PIRATES« La cyberdéfense ne peut pas être un enjeu supranational »

Cybersécurité : « La cyberdéfense ne peut pas être un enjeu supranational »

PIRATESAu Forum international de la cybersécurité, à Lille, la coopération européenne en termes de protection contre des cyberattaques semble sur de bons rails, du moins en théorie
Mikaël Libert

Mikaël Libert

L'essentiel

  • Le Forum international de la cybersécurité (FIC) se déroule à Lille.
  • Les menaces informatiques sont en constante progression, de 37 % en France entre 2020 et 2021.
  • Si la riposte s’organise à l’échelle nationale dans les pays européens, les solutions communes restent encore du domaine de la théorie.

Une question qui n’est plus seulement rhétorique. Depuis mardi et jusqu’à jeudi, la ville de Lille accueille le Forum international de la cybersécurité (FIC). Rendez-vous incontournable des start-up ou géants du secteur comme des institutions, tous traitent à leur façon les menaces virtuelles, mais réelles, sur une échelle allant du rançonnage d’une PME à l’attaque d’un pays. Au niveau européen, si chaque État membre bosse sur la question de son côté, il n’existe en revanche pas (encore) de politique globale. Néanmoins, pour le directeur général de l’Agence nationale de la sécurité des systèmes d’information (ANSSI), l’avenir va dans ce sens.

Les attaques de fourgons, les espions à la James Bond, c’est (presque) terminé. Depuis quelque temps déjà, la tendance qui est à la hausse concerne les menaces informatiques, +37 % entre 2020 et 2021 selon l’ANSSI. Les motivations des « acteurs malveillants » sont principalement d’ordre financier, à des fins d’espionnage ou pour pratiquer la déstabilisation. Et la tâche de ces délinquants est largement facilitée par la « généralisation d’usages numériques mal maîtrisés », constate l’Agence pour la France, mais aussi au niveau européen.

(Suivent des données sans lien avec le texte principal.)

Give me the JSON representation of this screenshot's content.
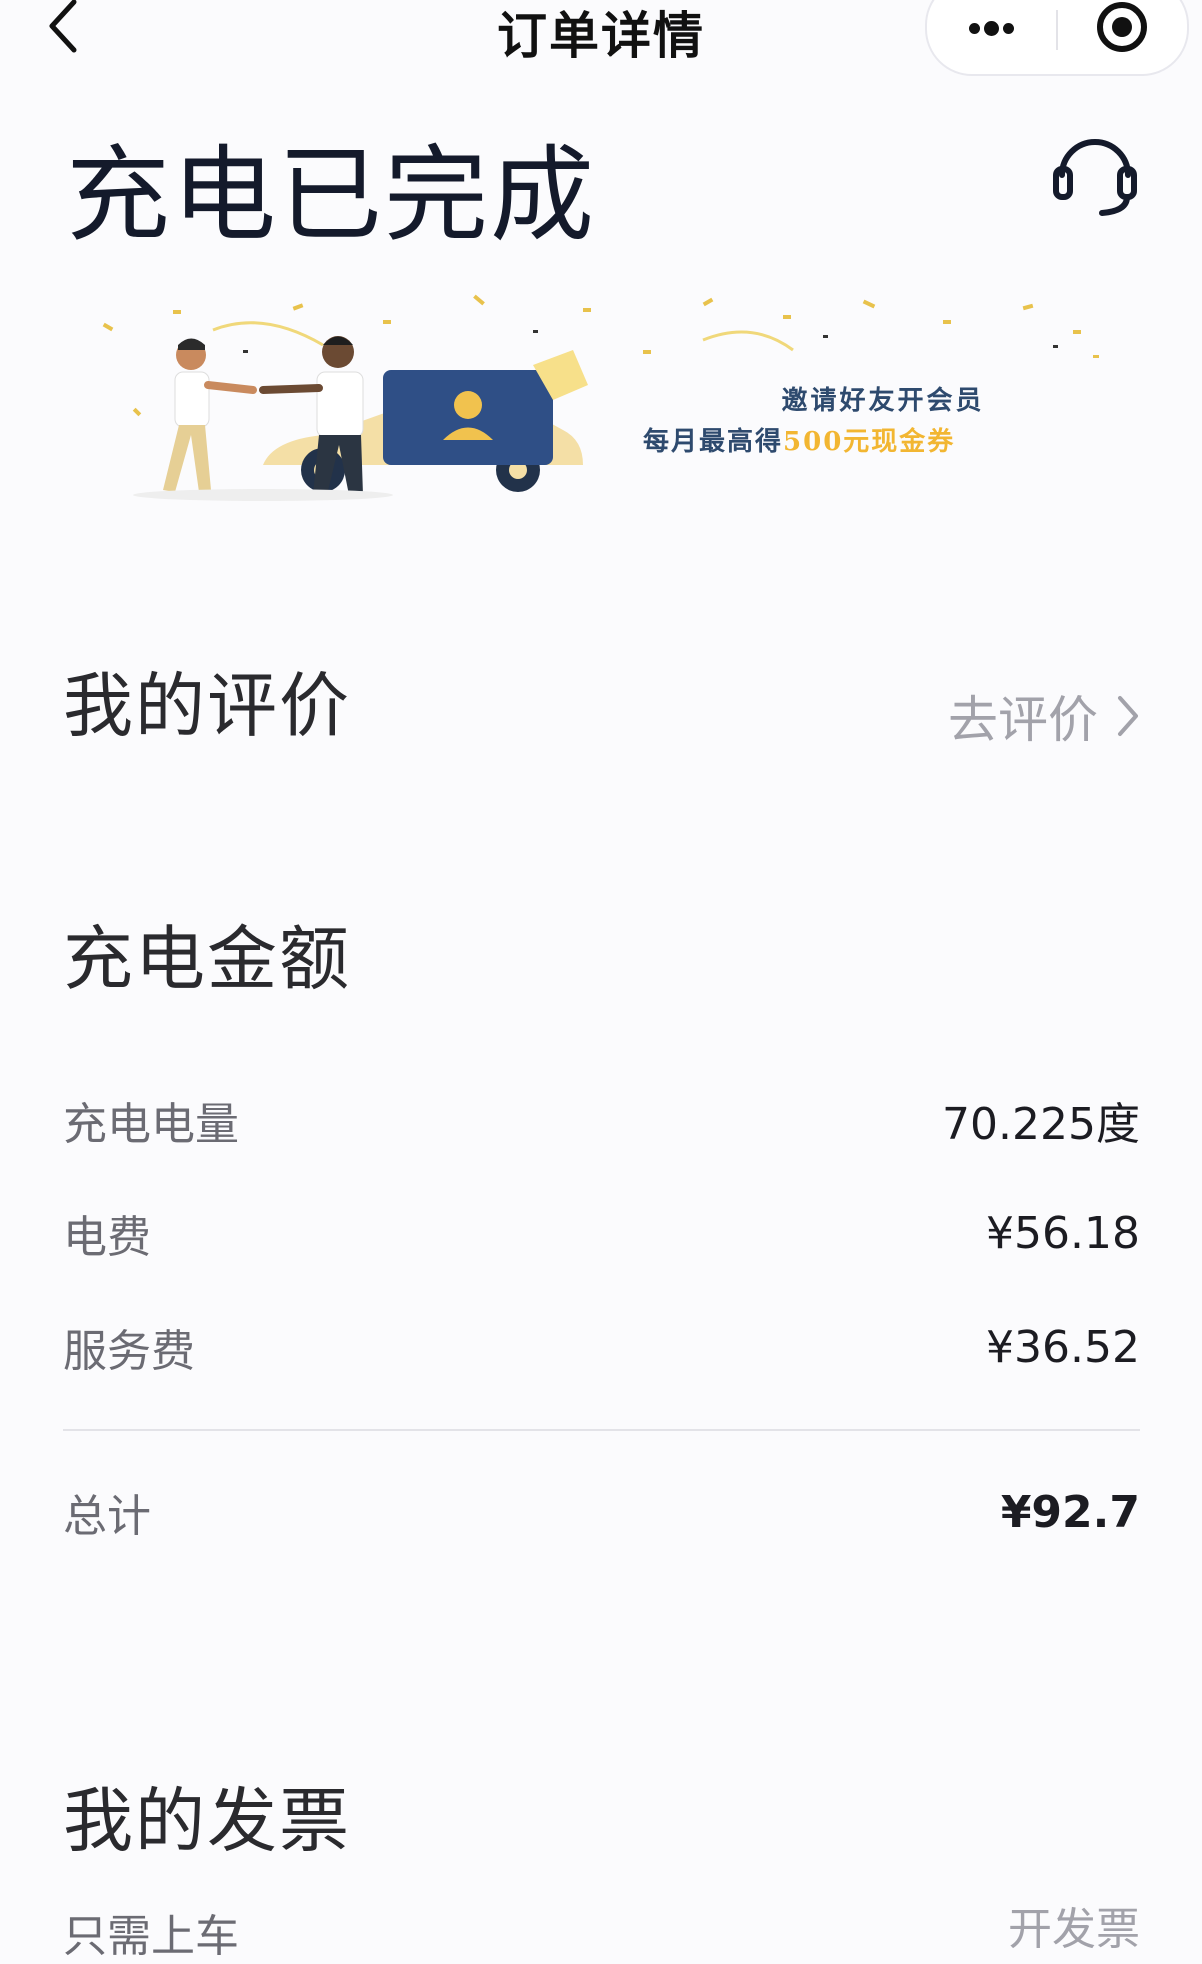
{
  "nav": {
    "title": "订单详情"
  },
  "status": {
    "title": "充电已完成"
  },
  "banner": {
    "line1": "邀请好友开会员",
    "line2_prefix": "每月最高得",
    "line2_highlight": "500元现金券"
  },
  "review": {
    "section_title": "我的评价",
    "action_label": "去评价"
  },
  "charge": {
    "section_title": "充电金额",
    "rows": [
      {
        "label": "充电电量",
        "value": "70.225度"
      },
      {
        "label": "电费",
        "value": "¥56.18"
      },
      {
        "label": "服务费",
        "value": "¥36.52"
      }
    ],
    "total_label": "总计",
    "total_value": "¥92.7"
  },
  "invoice": {
    "section_title": "我的发票",
    "row_label": "只需上车",
    "action_label": "开发票"
  },
  "colors": {
    "accent_text": "#141a2b",
    "muted": "#a2a2aa",
    "banner_blue": "#2e4a6e",
    "banner_gold": "#f2b632"
  }
}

« De réels progrès dans la prise de conscience »

Sur le territoire national, on semble plutôt bien armé côté cybersécurité. Enfin, en ce qui concerne les institutions et, généralement, les grandes entreprises. « Le véritable problème concerne les entreprises de taille intermédiaires des secteurs non sensibles auxquelles les criminels s’attaquent plus facilement pour éviter des réactions fortes des Etats », constate Guillaume Poupart, directeur général de l’ANSSI. Cela peut aussi concerner de petites collectivités, comme des mairies. « On constate néanmoins de réels progrès dans la prise de conscience de la menace de la part des victimes potentielles et l’avancée de développements industriels pour la défense et la riposte aux attaques », poursuit-il.

Une prise de conscience qui gagne aussi les instances européennes mais dont la concrétisation tarde à venir. Un règlement sur la cybersécurité des institutions de l’UE a été rédigé mais doit encore être voté. Idem pour la «directive Nis 2 » qui vise à élargir les secteurs soumis à des obligations de cybersécurité. Le patron de l’ANSSI rêve aussi d’une « solidarité européenne » autour de la cybersécurité.

« La cyberdéfense ne peut pas être un enjeu supranational »

« Il y a des réseaux entre les pays membres mais leur fonctionnement n’est pas encore bien rodé », concède Guillaume Poupart. Pourtant, sécuriser les institutions de l’UE est « techniquement possible rapidement ». Politiquement, c’est une autre histoire, le plus compliqué étant de « ménager les susceptibilités » des États membres.

Chacun, donc, à commencer par la France, souhaite garder la maîtrise de sa gestion de la sécurité. « La cyberdéfense ne peut pas être un enjeu supranational. Faire un grand tout plus efficace n’est pas possible, assure le patron de l’ANSSI. En revanche, rien n’interdit de faire des choses au niveau européen ». C’est d’ailleurs ce que font déjà, et depuis longtemps, les services de renseignement. « Il existe une véritable coopération entre les Etats européens dans le domaine du renseignement, que ce soit cyber ou traditionnel. Comme il existe une bonne collaboration entre les différents services français », assure ainsi un porte-parole de la Direction du renseignement militaire (DRM).